The painting was purchased by the National Gallery of Art in Washington, DC in 1961 using funds donated by Ailsa Mellon Bruce, the daughter of Andrew W. Mellon, following her father's death. Ailsa Mellon Bruce was a well-known socialite in Manhattan and gained recognition in the art world from the numerous generous donations she gave to a variety of museums and art programs.

==Painting==
In Young Girl Reading, color helps convey emotion and mood. Fragonard used a typical Rococo color scheme, which consisted of soft, delicate colors and hues of gold. The pillow's violet tint, the darker-toned walls and armrest, and the female subject's rosy-toned skin and bright-yellow dress help create the illusion of warmth and joy, and a sense of sensuality. These bright colors present a strong contrast to the dark background and help the viewer home in on the curves and contours of the female form. Texture is created through Fragonard's loose, but energetic and gestural brushstrokes, as in the frills in the girl's dress. Texture helps create depth and contrast among different elements of the painting—for example, the walls, the dress, and armrest all have different textures created through different styles of brushstrokes.

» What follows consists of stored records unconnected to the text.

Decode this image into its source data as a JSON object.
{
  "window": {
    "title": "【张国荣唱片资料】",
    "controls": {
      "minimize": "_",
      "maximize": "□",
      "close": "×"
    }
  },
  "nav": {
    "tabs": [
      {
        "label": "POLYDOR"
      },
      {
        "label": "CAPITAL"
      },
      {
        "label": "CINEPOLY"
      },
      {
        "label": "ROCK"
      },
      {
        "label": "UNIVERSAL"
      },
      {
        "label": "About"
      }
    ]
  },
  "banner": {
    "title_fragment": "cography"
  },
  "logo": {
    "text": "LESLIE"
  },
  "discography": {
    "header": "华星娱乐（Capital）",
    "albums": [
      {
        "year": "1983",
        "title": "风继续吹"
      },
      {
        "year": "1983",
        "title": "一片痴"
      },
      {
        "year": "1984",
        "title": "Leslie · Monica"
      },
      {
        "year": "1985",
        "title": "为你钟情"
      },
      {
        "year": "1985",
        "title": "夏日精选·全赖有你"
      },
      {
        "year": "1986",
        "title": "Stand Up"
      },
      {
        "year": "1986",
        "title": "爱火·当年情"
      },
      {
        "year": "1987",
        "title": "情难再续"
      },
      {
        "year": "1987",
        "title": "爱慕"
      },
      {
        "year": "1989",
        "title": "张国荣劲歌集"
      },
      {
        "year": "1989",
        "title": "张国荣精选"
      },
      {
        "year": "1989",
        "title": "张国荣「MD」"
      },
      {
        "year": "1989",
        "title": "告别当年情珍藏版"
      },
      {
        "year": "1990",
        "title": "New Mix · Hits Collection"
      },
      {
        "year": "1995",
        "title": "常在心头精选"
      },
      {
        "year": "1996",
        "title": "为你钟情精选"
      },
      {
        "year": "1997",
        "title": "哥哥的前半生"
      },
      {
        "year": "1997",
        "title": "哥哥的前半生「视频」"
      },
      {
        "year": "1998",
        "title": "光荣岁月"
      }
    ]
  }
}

The work is more a genre painting of an everyday scene than a portrait, and the name of the sitter is not known. X-ray photography has revealed that the canvas originally featured a different head looking towards the viewer, which Fragonard painted over. It is one in a series of quickly executed paintings by Fragonard featuring young girls, known as figures de fantaisie.

The painting was not a completed academic work, and probably passed through the hands of several collectors and dealers in France. It was owned by surgeon Théodore Tuffier, and came to the US before 1930, when it was in the collection of Alfred W. Erickson in New York, founder of the advertising agency McCann Erickson. It was inherited by his wife Anna Edith McCann Erickson in 1936, and following her death in 1961 it was bought by the National Gallery of Art.